Statt einer Antwort fragte ich sie, wo sie Werner denn kennengelernt hatte.

«Im Fitnesscenter in Regensdorf», antwortete sie. «Ich gebe da Aerobic-Kurse, und er war Member dort.»

«Du gibst Fitness-Kurse?» Ich war erstaunt, sie hatte nie davon erzählt. Aber ich hatte auch meist nur mit Bruno geredet, wenn ich bei ihnen zu Hause war.

«Ja, schon seit ein paar Jahren. Ich wollte nicht nur zu Hause herumhocken, das liegt mir nicht. Na ja, dort hat es angefangen, vor mehr als zwei Jahren. Irgendwann hat es gefunkt. Erst war es ein Flirt, dann eine Affäre und schließlich Liebe.» Sie schüttelte den Kopf.

«So lange ging das schon?»

«Ja, erst dachte ich, das ist nichts. Ein Seitensprung, das kann in zehn Jahren Ehe schon mal vorkommen. Er war so anders als Bruno, und irgendwann verliebte ich mich. Er hat mich für voll genommen, mich für das geliebt, was ich war. Bruno sah mich nur noch als Funktionserfüllerin, als Mutter seiner Kinder, als Teil seines Lebens, der einfach da war. Er ist irgendwie kalt geworden.»

Ich schwieg. Ich hatte sie immer für das absolut glückliche Ehepaar und Bruno für den fürsorglichen Ehemann gehalten, der seine Frau über alles liebt. Oh Abgründe des Familienlebens. Was nützt es, jemanden auf seine Art zu lieben, und der andere merkt es gar nicht oder leidet sogar darunter?
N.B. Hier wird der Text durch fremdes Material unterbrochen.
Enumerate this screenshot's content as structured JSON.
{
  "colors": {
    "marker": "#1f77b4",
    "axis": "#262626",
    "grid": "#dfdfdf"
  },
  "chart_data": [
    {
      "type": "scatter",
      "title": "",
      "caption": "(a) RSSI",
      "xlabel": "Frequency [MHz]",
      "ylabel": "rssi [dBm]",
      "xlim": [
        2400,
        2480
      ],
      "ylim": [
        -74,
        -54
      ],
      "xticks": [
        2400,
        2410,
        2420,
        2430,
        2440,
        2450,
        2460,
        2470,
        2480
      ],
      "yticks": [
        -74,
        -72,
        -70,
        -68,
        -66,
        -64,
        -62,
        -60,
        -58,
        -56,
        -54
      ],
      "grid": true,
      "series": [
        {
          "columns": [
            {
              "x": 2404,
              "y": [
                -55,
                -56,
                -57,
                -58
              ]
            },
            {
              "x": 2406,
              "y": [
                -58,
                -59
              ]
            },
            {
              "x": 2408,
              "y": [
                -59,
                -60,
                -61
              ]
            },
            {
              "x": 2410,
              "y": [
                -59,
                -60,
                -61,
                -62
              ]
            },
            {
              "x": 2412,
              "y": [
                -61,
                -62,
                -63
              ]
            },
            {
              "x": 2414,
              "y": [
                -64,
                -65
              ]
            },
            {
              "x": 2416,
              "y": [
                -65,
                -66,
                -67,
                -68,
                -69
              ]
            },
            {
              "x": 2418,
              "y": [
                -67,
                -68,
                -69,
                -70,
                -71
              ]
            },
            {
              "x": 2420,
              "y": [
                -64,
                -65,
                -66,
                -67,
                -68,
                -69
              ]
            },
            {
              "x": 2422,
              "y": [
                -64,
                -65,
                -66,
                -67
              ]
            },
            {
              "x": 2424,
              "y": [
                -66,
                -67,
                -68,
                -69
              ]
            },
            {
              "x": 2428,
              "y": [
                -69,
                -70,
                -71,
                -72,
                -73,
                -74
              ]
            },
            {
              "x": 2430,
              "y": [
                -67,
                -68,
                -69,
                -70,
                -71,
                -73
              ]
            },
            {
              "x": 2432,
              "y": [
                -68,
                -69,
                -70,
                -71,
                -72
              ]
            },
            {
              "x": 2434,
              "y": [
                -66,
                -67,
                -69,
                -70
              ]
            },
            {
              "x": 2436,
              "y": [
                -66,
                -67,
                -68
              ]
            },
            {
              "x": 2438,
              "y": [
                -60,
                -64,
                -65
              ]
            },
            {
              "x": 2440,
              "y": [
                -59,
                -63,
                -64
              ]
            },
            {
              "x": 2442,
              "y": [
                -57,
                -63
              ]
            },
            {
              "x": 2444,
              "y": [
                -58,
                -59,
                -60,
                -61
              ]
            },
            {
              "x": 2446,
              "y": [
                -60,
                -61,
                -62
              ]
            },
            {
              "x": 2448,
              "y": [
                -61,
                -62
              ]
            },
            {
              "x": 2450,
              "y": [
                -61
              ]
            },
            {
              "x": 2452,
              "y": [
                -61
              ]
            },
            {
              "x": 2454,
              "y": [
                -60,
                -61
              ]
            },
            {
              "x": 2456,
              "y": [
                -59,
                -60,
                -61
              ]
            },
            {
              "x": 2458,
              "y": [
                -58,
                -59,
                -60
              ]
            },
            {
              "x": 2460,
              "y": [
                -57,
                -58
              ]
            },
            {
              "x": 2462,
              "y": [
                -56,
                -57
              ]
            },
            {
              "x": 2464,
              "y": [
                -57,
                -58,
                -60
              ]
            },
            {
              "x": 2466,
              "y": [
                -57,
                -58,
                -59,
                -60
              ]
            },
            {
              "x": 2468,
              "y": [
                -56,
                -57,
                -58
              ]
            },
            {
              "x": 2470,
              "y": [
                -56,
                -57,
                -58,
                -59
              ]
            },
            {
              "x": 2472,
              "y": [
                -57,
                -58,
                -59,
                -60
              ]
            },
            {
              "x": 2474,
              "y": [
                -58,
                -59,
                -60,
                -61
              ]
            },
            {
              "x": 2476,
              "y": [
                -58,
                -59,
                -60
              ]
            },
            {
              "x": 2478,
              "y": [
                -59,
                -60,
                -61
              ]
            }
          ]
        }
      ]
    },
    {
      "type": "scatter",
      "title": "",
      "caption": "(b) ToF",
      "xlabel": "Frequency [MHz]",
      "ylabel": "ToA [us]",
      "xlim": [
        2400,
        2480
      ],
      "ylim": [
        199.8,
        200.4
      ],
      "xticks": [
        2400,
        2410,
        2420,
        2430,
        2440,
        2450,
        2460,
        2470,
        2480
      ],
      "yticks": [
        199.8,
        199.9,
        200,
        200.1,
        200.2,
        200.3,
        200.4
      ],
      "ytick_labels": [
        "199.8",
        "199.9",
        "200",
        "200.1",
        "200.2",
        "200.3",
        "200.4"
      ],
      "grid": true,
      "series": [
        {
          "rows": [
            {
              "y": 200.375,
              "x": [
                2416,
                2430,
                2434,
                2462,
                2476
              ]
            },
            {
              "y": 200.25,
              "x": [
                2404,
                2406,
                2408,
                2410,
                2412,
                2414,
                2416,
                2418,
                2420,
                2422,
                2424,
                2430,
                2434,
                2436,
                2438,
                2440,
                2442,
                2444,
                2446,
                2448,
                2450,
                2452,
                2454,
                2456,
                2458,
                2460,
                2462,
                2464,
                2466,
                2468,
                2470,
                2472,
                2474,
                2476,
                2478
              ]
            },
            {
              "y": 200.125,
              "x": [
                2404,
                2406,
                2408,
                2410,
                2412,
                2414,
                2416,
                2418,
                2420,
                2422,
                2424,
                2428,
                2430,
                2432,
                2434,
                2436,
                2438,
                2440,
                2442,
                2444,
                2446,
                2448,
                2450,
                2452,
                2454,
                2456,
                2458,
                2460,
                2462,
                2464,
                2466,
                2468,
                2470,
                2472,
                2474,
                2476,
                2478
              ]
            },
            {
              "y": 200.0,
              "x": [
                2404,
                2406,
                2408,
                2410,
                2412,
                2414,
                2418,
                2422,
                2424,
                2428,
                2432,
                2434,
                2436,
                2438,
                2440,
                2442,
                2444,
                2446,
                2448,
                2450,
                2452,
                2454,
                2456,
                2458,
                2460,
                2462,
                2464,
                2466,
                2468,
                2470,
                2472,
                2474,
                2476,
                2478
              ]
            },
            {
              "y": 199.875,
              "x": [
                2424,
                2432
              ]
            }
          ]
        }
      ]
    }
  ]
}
«Vor etwa einem Jahr hat es mir dann ausgehängt, und ich bin zu Hause ausgezogen. Nach Affoltern hinaus, in die Nähe von Werner.» Sie seufzte und nahm einen Schluck Wein.

«Er hat in Regensdorf Land gekauft und wollte dort ein Haus bauen. Im Frühling sollte es fertig sein, und wir wollten zusammenziehen. Er wollte von Anfang an, dass ich zu ihm ziehe. Aber ich wollte nicht, vor allem wegen der Kinder, die mussten sich ja erst an die neue Situation gewöhnen. Noch gehen sie in Oerlikon zur Schule, weil sie bei Bruno angemeldet sind, ich muss sie immer fahren, es ist alles schon so kompliziert …» Rita blickte ins Leere.

Ich nickte, obwohl ich nie verstanden hatte, wie man es auf sich nehmen konnte, Kinder durch das Leben zu führen. Für meinen Teil war ich mit meiner eigenen Person vollauf bedient, ja sogar leicht überfordert.

Wir redeten noch lange über das Leben, wie beschissen es zuweilen war, und über die Liebe, die so oft unfassbare und trügerische Gestalt annehmen konnte.

Sie versuchte, etwas über mein Liebesleben in Erfahrung zu bringen, aber ich blieb vage. So vage wie mein Liebesleben auch war.

Schließlich wurde sie müde und ging duschen. Ich ging, um das Bett frisch zu beziehen.